From cdc2ba2022b8f380dbd3c8b41c8e4c14d34049e0 Mon Sep 17 00:00:00 2001
From: Nick Hainke <vincent@systemli.org>
Date: Wed, 17 Jun 2026 12:31:52 +0200
Subject: [PATCH] Fix GPU OOM on models larger than VRAM by reducing layer
 count on load failure

When a large model (e.g. Gemma 4 26B-A4B at 18 GB) fails to load because
llama.cpp tries to allocate all layers on a small GPU (3.7 GB VRAM), the
load itself throws before the probe loop can shed layers. Reduce the
layer count until the loading is succesfull.
---
 ltengine/src/llm.rs | 17 +++++++++++++++--
 1 file changed, 15 insertions(+), 2 deletions(-)

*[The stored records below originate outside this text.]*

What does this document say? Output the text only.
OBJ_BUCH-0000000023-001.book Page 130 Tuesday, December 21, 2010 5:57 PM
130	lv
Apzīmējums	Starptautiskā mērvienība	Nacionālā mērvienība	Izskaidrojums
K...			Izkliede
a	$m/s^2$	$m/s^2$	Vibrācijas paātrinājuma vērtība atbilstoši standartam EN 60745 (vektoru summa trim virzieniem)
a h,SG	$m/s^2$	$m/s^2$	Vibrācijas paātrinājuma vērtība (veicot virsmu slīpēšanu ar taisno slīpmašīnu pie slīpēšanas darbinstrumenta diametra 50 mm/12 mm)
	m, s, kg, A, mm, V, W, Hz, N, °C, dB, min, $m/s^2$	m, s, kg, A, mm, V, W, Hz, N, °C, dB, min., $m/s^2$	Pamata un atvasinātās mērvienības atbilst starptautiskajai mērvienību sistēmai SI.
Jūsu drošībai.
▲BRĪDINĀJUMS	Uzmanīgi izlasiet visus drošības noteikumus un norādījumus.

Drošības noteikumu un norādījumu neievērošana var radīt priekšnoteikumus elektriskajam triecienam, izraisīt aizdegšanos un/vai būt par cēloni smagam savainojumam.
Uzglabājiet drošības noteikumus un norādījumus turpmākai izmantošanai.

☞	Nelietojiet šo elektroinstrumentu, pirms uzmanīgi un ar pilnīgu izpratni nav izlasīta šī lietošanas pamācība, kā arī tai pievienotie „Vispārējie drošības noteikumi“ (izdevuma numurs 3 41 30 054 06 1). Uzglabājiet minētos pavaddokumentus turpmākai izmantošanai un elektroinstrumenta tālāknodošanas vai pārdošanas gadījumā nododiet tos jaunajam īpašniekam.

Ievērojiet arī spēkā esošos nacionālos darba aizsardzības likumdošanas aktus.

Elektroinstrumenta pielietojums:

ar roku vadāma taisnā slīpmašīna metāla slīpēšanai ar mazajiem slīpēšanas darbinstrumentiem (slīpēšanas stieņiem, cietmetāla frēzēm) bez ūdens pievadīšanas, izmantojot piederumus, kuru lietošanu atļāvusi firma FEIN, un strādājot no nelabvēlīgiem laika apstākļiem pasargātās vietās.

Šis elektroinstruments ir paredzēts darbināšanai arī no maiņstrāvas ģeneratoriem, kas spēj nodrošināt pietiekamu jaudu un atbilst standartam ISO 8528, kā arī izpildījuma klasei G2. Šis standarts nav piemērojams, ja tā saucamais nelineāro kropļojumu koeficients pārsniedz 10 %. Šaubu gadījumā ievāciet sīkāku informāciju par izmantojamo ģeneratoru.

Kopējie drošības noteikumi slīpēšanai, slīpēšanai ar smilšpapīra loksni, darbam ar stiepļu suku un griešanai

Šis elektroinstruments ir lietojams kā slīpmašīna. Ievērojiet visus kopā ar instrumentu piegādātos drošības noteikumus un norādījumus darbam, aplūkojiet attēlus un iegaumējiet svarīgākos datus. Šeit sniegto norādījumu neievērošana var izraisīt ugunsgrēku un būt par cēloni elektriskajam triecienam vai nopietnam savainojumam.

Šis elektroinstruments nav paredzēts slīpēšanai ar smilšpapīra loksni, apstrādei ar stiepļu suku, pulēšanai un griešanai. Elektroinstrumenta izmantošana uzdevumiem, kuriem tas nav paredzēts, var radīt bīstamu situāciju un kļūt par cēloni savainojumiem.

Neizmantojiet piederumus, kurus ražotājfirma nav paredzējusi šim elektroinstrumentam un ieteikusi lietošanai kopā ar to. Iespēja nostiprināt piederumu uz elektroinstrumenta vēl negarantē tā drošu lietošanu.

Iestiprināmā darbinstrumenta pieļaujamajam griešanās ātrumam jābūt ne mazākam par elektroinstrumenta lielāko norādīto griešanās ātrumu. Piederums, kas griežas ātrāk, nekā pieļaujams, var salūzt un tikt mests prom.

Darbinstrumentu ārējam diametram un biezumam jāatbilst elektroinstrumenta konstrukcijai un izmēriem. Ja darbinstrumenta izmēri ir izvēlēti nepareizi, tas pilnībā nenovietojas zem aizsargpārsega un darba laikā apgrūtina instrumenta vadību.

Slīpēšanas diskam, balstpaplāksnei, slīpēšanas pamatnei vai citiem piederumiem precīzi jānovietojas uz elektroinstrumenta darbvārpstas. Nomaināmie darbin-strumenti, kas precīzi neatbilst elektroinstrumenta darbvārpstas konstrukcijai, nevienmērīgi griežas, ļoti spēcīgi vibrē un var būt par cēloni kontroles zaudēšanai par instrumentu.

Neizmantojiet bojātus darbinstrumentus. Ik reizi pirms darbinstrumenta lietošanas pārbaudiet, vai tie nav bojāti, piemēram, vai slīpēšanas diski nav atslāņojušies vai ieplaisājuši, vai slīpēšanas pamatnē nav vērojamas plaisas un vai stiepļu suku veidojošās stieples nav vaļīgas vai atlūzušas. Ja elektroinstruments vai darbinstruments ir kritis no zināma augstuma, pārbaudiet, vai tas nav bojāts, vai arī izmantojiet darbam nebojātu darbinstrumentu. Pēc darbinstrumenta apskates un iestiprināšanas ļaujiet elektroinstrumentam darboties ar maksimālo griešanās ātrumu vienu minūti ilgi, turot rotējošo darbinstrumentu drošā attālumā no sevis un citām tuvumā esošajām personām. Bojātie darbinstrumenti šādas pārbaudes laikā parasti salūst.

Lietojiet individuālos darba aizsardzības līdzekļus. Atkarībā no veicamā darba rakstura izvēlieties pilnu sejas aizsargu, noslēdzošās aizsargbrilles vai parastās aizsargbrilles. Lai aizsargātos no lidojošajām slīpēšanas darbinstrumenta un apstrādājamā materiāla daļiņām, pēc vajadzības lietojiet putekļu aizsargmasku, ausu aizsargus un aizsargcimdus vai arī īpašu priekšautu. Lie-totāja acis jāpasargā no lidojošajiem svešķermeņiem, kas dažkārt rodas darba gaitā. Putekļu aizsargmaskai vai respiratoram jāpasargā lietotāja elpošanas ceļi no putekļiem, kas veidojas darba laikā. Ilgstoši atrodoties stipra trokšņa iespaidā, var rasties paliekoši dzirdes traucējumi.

diff --git a/ltengine/src/llm.rs b/ltengine/src/llm.rs
index 056b9b5..0b69e53 100644
--- a/ltengine/src/llm.rs
+++ b/ltengine/src/llm.rs
@@ -93,10 +93,23 @@ impl LLM {
         let (model, gpu_layers) = if use_gpu {
             let mut n_gpu = 9999u32;
             let model = loop {
-                let model = LlamaModel::load_from_file(
+                let model = match LlamaModel::load_from_file(
                     &backend, &model_path,
                     &LlamaModelParams::default().with_n_gpu_layers(n_gpu),
-                ).with_context(|| "Unable to load model")?;
+                ) {
+                    Ok(m) => m,
+                    Err(_) => {
+                        // Load failed (likely GPU OOM before probe). On the first failure
+                        // jump to 64 (covers most models); after that halve to converge fast.
+                        let next = if n_gpu >= 9999 { 64 } else { n_gpu / 2 };
+                        eprintln!("ltengine: model load failed at {} GPU layers, retrying with {}", n_gpu, next);
+                        n_gpu = next;
+                        if n_gpu == 0 {
+                            return Err(anyhow::anyhow!("Unable to load model even with 0 GPU layers"));
+                        }
+                        continue;
+                    }
+                };
 
                 // Probe: create a minimal context and decode one token to confirm
                 // the GPU has enough VRAM for compute scratch buffers.